Her sister had been doing some investigating, and died in suspicious circumstances… there’s a mix of historical stuff in here too, as Monica imagines a different fate of her great grandfather if the panther had been there to save him from lynching at the hands of the soul strangler:
There is a plucky investigative reporter, a crochety father who eventually overcomes years of practical silence and decides to stand up for himself. There are racist white cops supported by a generally racist white populace, a lot of daily harassment and threats — it’s enjoyable watching the Black Panther give them their dues, I have to say. Because it’s the clan, you’re just waiting for when T’challa gets tied to a burning cross… and escapes. Monica’s sister worked in a real estate office and was killed there, there’s more than a hint that the night riders that are caught up in development schemes and corrupt politics and it’s hard to see just where all of this will end up. But it’s good to see that we are being reminded of how much our present is shaped by this past…

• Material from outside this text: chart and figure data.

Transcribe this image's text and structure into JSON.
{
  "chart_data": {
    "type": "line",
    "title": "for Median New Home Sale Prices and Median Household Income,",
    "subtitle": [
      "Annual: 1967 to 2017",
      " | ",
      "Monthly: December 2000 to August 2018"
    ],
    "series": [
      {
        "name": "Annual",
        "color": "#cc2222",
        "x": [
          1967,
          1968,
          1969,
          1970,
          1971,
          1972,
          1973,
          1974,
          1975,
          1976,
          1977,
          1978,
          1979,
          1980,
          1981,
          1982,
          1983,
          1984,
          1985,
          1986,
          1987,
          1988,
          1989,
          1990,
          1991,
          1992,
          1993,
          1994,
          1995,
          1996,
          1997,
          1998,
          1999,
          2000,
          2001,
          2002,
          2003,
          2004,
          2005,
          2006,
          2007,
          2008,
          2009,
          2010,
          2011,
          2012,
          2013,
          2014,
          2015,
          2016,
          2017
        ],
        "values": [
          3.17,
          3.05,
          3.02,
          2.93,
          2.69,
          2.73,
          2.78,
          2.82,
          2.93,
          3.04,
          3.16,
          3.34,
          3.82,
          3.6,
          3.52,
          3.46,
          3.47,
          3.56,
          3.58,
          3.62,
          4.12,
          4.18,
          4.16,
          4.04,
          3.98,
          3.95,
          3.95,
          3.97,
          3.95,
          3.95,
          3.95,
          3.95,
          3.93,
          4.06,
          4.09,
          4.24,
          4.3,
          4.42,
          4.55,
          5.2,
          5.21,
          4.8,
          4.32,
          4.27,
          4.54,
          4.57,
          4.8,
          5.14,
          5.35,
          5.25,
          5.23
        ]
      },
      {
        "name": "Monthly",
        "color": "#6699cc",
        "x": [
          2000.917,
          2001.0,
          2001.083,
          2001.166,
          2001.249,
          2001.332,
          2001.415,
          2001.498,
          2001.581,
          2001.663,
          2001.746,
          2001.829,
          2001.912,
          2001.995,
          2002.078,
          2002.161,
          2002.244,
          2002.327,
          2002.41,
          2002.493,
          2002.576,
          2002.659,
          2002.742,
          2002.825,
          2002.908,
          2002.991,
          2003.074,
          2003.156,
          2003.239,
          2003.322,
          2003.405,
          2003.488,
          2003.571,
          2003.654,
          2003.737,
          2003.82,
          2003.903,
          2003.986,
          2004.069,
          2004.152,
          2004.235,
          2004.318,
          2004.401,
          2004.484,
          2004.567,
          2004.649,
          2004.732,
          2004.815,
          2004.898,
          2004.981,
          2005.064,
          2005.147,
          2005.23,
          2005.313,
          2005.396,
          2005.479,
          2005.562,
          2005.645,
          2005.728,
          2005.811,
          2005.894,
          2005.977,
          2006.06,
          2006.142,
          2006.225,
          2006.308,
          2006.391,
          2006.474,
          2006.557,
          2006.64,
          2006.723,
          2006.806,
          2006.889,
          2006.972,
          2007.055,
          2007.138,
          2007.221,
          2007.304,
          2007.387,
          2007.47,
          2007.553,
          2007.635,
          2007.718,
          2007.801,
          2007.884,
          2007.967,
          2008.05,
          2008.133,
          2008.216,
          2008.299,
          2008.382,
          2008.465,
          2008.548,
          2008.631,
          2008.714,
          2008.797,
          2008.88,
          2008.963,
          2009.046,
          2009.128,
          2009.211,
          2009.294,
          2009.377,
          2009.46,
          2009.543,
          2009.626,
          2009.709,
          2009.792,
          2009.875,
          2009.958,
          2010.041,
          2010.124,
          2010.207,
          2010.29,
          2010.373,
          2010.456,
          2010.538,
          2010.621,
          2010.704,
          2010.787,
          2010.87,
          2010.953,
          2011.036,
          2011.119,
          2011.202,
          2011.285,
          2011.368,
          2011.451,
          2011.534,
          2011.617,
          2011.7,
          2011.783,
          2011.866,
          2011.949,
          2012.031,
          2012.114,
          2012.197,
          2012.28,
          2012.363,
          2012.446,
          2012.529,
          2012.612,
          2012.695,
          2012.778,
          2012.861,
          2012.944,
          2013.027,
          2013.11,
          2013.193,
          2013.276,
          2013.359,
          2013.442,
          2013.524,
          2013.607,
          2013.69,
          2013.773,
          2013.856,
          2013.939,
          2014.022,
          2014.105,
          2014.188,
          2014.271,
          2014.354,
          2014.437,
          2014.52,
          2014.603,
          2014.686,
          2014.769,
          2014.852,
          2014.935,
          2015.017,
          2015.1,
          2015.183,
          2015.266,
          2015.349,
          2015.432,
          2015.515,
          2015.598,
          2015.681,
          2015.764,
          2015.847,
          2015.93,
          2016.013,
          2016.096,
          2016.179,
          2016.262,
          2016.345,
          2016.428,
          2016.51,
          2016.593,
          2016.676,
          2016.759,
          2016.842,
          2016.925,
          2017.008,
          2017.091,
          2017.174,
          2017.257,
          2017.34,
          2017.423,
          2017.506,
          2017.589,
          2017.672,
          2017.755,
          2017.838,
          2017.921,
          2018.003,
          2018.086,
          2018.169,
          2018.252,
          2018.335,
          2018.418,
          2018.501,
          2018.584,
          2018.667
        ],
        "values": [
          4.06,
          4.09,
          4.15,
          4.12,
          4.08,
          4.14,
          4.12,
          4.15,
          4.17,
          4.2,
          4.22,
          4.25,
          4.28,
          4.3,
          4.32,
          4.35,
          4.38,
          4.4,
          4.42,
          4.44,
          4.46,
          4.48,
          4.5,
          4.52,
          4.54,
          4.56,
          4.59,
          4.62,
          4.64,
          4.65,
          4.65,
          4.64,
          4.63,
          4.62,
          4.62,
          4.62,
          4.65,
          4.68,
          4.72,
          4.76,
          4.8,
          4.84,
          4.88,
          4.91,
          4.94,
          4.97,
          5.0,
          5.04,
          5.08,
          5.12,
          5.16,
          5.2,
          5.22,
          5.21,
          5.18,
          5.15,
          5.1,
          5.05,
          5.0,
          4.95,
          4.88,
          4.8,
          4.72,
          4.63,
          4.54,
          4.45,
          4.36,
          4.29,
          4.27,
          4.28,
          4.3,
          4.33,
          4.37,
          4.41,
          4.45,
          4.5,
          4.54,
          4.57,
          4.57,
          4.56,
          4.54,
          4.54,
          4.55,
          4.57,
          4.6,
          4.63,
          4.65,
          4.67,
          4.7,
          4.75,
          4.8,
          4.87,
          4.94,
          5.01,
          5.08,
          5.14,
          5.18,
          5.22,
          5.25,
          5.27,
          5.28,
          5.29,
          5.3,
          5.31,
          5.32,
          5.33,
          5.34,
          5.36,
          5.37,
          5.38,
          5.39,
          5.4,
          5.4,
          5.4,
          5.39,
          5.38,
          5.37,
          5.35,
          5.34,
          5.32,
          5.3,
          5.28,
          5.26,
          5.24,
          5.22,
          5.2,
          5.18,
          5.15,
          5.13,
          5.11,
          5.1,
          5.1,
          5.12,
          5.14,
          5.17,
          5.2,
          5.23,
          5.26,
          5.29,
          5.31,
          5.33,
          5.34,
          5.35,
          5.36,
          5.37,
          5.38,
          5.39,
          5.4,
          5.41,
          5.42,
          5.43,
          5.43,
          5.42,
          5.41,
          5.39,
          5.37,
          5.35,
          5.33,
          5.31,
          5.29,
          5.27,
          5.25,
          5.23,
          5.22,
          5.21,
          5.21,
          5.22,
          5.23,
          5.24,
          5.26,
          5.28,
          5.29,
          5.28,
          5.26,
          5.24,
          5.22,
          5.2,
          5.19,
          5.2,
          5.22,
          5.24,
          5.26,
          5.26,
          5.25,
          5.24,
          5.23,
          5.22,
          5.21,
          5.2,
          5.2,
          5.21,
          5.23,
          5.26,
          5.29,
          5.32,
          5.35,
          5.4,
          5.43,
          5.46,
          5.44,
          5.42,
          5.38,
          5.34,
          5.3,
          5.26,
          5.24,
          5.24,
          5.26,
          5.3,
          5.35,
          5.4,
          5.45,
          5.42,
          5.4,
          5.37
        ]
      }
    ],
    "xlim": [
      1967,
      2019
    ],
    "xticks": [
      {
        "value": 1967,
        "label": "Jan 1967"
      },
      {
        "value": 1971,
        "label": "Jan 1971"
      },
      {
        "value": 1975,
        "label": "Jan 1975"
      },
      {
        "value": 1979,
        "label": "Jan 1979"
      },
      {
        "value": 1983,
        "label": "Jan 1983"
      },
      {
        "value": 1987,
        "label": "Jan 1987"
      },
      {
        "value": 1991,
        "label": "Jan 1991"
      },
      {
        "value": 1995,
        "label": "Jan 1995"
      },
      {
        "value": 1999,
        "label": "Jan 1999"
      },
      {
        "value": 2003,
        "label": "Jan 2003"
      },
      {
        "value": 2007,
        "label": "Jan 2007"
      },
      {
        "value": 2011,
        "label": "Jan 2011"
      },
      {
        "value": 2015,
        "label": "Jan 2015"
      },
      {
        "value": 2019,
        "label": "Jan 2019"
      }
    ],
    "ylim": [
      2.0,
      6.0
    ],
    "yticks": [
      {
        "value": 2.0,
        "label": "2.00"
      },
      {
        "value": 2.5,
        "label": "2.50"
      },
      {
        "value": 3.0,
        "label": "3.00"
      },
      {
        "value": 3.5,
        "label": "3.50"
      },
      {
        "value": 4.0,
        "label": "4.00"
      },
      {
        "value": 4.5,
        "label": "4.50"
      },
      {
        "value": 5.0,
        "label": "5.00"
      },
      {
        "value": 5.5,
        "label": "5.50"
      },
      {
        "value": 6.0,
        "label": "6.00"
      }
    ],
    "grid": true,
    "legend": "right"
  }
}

And then suddenly it is all over. Cut off in the middle. Poof. I was very sad.
And we are on to the Jack Kirby revamp in the Back Panther issue 1, and it’s 1977.
A crazy, very campy superhero run-in with the collectors. Oo-ooh. Not that I didn’t enjoy it. There are some special characters, like Colonel Pigman, and Mr Little. The Black Panther mostly runs around without his mask on as well, it makes it feel very different — but everything about this version is different, from the blocky vitality and force of Kirby’s drawings to the treasure maps and silly villains. No klan here.
Still, enjoyable. Slapstick as well.
And I don’t know what I think about this vision of a ruling African family, apart from not liking it much.
But they do all join together to defeat a powerful foe, each of them finding their own power inside. That was nice.